Strengths of the current study were the diversity of participants with respect to region, age, and gender. The depth of our inquiry as it pertains to sources of fear and physical activity knowledge gaps resulted in unique findings, and addressed exercise and physical activities of leisure and daily living rather than in general. We also applied a behavior change framework to link identified barriers to knowledge translation interventions. Participants were recruited through a convenience sample, which may introduce sampling bias. Multiple interview methods were used, which might be a limitation contributing to variability in depth and breadth of data collected. However, there appeared to be no differences in emerging themes across the different modes of data collection. Another limitation of the study is that the sample size was larger than is usually for qualitative research. It is possible that the depth within sub-cohorts (region, age, and gender) may have been missed. Further, this study did not strongly represent the opinions of individuals in rural communities in northern Ontario.

Conclusion

Our study identified unique barriers to implementation of physical activity and exercise recommendations for individuals with osteoporosis: fear of injury, access to exercise programs that meet needs and preferences, disease-related symptoms hindering exercise and physical activity preferences, gender-related norms and physical activity preferences, and social and personal incentives to exercise.
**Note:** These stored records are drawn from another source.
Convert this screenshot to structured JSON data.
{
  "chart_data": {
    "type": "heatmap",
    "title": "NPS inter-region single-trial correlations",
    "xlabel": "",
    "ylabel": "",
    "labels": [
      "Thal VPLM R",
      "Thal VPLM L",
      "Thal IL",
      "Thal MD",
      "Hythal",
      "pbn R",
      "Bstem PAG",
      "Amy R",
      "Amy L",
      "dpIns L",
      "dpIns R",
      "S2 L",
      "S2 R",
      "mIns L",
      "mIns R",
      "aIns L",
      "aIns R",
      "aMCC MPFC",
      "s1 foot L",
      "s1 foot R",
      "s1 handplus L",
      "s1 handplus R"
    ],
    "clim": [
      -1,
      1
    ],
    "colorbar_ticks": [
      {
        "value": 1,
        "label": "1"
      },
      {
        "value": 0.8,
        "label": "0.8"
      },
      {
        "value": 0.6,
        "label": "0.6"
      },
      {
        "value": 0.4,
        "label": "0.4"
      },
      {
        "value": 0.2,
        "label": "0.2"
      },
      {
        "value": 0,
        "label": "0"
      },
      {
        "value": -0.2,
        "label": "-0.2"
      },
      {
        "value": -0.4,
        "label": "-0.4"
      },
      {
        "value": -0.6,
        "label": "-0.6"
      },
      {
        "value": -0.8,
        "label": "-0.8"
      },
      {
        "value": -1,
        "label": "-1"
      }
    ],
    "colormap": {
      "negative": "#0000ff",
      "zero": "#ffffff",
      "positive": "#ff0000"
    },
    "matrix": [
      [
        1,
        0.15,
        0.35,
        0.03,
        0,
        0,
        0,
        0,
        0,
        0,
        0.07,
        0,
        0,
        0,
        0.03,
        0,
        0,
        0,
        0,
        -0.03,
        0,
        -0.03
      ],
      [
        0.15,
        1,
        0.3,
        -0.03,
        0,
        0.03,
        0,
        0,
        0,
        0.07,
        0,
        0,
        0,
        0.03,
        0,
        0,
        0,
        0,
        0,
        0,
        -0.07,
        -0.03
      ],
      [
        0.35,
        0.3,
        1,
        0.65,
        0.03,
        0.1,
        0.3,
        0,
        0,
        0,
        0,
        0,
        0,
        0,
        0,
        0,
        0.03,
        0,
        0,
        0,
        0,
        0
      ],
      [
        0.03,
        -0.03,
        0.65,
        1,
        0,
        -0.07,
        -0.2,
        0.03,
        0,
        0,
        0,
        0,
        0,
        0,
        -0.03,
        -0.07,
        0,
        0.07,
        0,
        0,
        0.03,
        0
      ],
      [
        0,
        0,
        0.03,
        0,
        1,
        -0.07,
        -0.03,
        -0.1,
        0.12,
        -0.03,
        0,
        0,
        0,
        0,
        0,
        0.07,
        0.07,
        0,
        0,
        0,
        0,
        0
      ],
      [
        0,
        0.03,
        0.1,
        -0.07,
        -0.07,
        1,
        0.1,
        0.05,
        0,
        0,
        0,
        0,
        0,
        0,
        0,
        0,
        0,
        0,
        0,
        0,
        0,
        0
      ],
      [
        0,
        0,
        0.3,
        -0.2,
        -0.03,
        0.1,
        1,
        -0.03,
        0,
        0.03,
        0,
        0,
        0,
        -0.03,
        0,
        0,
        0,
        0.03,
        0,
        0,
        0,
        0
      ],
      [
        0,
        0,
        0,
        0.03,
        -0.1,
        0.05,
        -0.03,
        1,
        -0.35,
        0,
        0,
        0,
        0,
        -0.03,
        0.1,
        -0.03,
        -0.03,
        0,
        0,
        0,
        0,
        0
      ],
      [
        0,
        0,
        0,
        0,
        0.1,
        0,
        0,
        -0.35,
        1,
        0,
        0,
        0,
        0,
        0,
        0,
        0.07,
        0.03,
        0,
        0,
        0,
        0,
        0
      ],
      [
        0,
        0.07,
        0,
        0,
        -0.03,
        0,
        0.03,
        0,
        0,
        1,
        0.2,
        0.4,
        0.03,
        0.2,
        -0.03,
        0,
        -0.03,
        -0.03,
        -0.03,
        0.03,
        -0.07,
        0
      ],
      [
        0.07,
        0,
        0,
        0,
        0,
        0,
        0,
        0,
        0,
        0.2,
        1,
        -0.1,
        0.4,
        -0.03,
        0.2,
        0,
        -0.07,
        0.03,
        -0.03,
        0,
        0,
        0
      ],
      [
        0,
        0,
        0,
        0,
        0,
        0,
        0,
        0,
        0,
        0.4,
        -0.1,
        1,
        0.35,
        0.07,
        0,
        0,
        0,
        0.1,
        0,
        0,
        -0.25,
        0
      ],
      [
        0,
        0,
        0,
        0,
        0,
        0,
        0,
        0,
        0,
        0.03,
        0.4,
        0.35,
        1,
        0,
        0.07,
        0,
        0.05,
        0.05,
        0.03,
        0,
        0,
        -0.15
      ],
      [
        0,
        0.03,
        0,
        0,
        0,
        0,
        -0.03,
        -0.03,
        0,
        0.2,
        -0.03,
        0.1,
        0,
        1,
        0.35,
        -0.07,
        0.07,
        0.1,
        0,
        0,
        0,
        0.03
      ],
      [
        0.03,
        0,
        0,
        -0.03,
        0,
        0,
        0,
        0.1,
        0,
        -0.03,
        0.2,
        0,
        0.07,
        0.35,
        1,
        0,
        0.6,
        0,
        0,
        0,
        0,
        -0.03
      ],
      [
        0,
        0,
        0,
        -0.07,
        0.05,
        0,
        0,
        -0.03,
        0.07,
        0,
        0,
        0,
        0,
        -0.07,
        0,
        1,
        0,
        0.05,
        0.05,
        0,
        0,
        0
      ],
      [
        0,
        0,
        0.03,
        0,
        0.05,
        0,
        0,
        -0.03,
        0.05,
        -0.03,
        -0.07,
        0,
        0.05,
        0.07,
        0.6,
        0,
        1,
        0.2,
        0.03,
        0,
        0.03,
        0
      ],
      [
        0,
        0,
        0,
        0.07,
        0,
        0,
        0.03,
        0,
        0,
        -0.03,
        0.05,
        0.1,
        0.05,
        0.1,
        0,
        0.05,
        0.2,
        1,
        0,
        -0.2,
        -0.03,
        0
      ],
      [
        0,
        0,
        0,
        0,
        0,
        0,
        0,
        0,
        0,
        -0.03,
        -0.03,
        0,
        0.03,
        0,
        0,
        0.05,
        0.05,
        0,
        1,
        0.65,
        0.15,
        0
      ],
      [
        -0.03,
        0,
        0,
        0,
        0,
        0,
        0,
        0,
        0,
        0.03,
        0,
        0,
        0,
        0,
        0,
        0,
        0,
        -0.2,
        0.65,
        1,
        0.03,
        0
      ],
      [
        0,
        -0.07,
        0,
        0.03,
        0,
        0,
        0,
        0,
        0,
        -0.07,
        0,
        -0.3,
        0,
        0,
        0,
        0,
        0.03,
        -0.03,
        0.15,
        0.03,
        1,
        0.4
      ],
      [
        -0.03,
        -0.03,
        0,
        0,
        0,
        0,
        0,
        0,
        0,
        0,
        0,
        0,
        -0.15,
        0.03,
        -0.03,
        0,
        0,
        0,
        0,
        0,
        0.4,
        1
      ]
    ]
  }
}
Mapping these barriers onto the BCW provided suggested training, education, modeling, and persuasion as intervention functions. Interventions and programs may need to consider preferences or determinants of health inequities, or their intersectionality through the modeling intervention function, and develop a multi-media approach to address the training and education intervention functions. Future interventions can be delivered through communication/marketing, guidelines, and service provision.